Rushmore
Writer and director Wes Anderson
and actor Jason Schwartzman
INTERVIEW | Serena Donadoni
In the wondrously warped landscape of Rushmore, the action is driven by the whims of a 15–year–old prep school student who not only views a sad sack steel tycoon as his peer, but engages him in a pitched battle for the affections of a widowed schoolteacher. On paper, this may sound hopelessly ludicrous, but director Wes Anderson makes it work by establishing the film's skewed perspective at the get–go, then building a credible world on this unconventional foundation.
"The premise is odd," says actor Jason Schwartzman, summing up Anderson's philosophy. "Now make it real, and it'll be funny."
Unlike so many comedies with a teenage protagonist, where laughs come at the expense of characters who are already grotesques, Rushmore (1998) takes a wholly different approach. Here, true eccentrics are presented with matter–of–fact clarity, and the humor grows from the ways they cope with the often bizarre hurdles placed in their path.
"They're all like characters from some children's story," explains Wes Anderson, "they're slightly exaggerated, they have weird qualities. But then we made the performances as real as we could possibly make them, combined with the fact that the actual events of their lives are very peculiar and almost unreal."
"We always wanted to make it like this kid [Max Fischer] really existed," Schwartzman adds. "When we did each scene, Wes's main direction was 'Make it like it's a documentary.' That's the way we tried to act it."
Within the context of Rushmore, Max Fischer takes desires that for most adolescents (indeed, most adults) would only be fantasies and transforms them, through his sheer force of will, into reality. Wes Anderson and Jason Schwartzman have different ideas of what gives him this ability.
"Max has a ton of imagination," explains Anderson, "and he believes in himself in a super–hero kind of way. He just trusts in his own native talents and charisma and superiority and, in some ways, he's completely overestimating himself. But he does just have this feeling of confidence and drive that lets him carry things through, and he has a good spirit about it all."
"I think the movie is Max's mind," says Schwartzman in Detroit. "It's told through his eyes, so nothing is impossible, and everything that Max thinks, he does, because he's ambitious.
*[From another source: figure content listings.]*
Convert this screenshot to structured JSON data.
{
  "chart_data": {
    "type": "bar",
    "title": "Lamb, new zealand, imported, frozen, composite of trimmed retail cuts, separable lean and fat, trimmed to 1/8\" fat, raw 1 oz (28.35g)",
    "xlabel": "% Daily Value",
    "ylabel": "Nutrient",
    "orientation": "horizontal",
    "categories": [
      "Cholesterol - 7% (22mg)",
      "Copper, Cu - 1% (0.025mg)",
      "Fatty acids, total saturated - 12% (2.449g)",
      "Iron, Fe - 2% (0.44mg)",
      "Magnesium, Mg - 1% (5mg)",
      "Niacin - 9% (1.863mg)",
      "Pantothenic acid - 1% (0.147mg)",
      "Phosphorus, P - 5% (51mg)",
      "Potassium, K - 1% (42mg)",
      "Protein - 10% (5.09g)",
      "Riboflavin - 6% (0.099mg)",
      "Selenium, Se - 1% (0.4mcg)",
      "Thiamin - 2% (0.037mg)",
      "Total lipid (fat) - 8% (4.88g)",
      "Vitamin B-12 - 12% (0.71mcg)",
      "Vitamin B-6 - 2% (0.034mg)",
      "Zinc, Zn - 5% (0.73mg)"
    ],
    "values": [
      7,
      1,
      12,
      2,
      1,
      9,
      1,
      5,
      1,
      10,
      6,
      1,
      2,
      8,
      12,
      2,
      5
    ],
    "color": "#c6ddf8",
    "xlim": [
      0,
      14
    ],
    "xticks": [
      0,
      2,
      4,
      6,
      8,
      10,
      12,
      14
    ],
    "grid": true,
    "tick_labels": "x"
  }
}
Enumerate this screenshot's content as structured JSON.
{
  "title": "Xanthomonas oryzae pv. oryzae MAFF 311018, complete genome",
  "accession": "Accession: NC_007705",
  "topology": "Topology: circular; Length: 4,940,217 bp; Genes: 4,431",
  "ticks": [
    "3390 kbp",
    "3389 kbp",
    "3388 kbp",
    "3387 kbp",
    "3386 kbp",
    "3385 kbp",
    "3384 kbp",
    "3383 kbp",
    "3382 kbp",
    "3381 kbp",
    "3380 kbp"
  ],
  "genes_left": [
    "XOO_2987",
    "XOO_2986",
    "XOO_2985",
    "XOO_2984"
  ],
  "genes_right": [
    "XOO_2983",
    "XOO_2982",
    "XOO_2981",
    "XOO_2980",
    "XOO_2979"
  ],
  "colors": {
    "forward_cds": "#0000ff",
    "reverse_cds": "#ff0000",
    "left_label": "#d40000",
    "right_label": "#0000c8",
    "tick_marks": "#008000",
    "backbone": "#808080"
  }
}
He's got no other way of acting except directly. So if he thinks something, he'll do something and nothing can stop him. But the movie really is a fable, so everything is fantasy and everything is possible."
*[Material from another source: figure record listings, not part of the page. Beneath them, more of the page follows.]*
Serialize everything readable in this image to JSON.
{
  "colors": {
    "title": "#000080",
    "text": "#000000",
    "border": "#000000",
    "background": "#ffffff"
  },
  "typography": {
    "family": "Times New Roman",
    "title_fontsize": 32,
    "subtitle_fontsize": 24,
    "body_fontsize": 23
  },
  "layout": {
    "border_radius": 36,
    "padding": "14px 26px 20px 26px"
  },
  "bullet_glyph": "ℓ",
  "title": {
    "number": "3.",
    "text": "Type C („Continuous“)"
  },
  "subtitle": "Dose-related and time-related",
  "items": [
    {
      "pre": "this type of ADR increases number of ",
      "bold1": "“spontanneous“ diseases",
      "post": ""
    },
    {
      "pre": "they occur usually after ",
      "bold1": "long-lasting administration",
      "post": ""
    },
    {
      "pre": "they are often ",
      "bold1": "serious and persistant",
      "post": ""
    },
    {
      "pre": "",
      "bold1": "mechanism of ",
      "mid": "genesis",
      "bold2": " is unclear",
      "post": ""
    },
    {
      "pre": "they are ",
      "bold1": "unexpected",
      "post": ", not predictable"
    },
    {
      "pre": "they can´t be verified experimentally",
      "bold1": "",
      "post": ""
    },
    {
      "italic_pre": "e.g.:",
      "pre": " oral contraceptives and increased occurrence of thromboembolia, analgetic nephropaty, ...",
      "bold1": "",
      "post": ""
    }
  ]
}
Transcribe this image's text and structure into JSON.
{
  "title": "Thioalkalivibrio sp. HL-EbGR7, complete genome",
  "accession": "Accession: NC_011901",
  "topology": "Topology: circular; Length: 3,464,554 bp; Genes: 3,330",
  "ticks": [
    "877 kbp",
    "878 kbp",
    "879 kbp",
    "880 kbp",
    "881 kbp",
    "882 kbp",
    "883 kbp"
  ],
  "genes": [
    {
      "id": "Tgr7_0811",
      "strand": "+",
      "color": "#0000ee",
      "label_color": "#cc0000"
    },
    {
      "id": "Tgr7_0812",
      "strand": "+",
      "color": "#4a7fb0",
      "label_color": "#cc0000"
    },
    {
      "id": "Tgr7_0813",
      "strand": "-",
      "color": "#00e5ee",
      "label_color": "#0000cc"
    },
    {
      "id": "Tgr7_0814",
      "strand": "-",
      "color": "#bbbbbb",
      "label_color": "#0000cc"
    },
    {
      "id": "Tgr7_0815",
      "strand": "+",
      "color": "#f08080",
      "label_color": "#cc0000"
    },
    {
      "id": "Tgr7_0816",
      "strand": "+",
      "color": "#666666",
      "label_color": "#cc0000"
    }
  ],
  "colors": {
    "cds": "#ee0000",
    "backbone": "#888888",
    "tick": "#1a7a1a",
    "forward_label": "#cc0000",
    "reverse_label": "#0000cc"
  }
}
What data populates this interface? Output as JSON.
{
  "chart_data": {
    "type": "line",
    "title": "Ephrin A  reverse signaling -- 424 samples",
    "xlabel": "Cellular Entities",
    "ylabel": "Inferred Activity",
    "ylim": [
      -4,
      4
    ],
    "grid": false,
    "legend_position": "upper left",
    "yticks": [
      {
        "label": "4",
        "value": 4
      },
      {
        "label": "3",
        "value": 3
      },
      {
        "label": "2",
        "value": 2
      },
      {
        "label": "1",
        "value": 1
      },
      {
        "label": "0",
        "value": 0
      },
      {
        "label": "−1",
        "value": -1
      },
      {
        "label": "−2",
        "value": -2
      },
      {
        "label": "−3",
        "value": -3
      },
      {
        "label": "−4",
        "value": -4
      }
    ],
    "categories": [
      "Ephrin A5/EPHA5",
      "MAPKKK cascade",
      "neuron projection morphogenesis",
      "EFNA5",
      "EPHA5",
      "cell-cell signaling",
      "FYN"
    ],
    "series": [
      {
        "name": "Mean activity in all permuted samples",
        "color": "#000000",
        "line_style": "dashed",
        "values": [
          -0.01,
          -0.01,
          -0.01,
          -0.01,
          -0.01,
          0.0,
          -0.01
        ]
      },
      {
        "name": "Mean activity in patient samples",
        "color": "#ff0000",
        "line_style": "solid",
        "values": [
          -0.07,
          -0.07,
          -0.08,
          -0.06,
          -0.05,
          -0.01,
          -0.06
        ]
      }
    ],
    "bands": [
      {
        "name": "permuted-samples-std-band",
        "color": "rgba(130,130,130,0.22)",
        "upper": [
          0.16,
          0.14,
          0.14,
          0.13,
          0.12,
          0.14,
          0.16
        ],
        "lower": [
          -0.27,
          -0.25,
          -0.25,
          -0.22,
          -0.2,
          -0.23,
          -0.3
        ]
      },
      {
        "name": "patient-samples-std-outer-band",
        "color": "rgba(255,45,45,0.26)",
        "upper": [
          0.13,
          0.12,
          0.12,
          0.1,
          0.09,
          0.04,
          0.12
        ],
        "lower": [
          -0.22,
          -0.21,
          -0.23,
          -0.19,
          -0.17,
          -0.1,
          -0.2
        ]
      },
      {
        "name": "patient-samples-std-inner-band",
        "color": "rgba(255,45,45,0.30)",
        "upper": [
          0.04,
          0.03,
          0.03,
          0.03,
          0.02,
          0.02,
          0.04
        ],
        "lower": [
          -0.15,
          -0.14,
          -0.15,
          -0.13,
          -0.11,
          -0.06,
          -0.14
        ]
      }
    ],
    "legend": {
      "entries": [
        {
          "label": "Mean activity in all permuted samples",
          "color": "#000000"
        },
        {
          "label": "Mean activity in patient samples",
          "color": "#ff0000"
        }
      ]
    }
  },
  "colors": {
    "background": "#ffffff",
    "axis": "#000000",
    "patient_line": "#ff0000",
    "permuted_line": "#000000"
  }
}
The way in which Rushmore stems from and so fully expresses the perspective of its central character, combined with Schwartzman's eerily dead–on performance and Max's pursuit of an older woman, have drawn comparisons to director Mike Nichols's The Graduate (1967). Anderson insisted that there wasn't any conscious decision to emulate that highly influential film (although a brief swimming pool scene is a direct homage), but he did contact Nichols at one point.
"I talked to Mike Nichols about being in Rushmore," he explains. "I wanted him to be the headmaster [of the Rushmore Academy], but he wouldn't do it. Then I showed him the movie later and he really loved it. He helped us with a lot of things and told a lot of people about it. It was great to go through that because I'm such a fan of his."
Anderson, 29, who co–wrote the screenplay for his second film with longtime friend and collaborator, Owen Wilson (part of the creative team behind the off–kilter caper comedy, Bottle Rocket), ended up filming on location at his own alma mater, St. John's School, in Houston, Texas.
"We wanted to do a school movie," says Anderson, who spoke via cellphone while travelling cross–country (he refuses to fly), "and almost simultaneously, there came the character of the kid who loved the school and was a terrible student."
He cast 18–year–old acting novice Jason Schwartzman, a musician (the drummer of Phantom Planet), "in part because the character does a lot of awful things, and I wanted someone that you're going to stay with in spite of all that."
For his part, Schwartzman cites The Godfather (1972), which starred his mother, Talia Shire, and was directed by his uncle, Francis Ford Coppola, as a example of the collaborative nature of filmmaking and how that cooperation can create something truly distinctive. One aspect of Rushmore that particularly excited Schwartzman was the music: a set of raucous British Invasion songs that Anderson picked long before filming began.
"Wes gave me a cassette tape and said, 'That's the vibe of the movie'," explains Schwartzman. "He had all the music for each scene picked out, so sometimes, right before the scene, we'd listen to the music just to get into it. Or on some scenes where there's no dialogue, just music, we actually had music playing while we shot."
In addition to their raw energy, which gives Rushmore some of its jittery charm, the songs were used to express the inner turmoil of Max Fischer.
"Max sees himself as an adult who has work to do," Wes Anderson explains, "but he's a teenager, and he's a rebel even though he doesn't want to be. It's just in his blood. So the music addresses the adolescent issues which he tries to gloss over, the stuff in him that he doesn't want to express."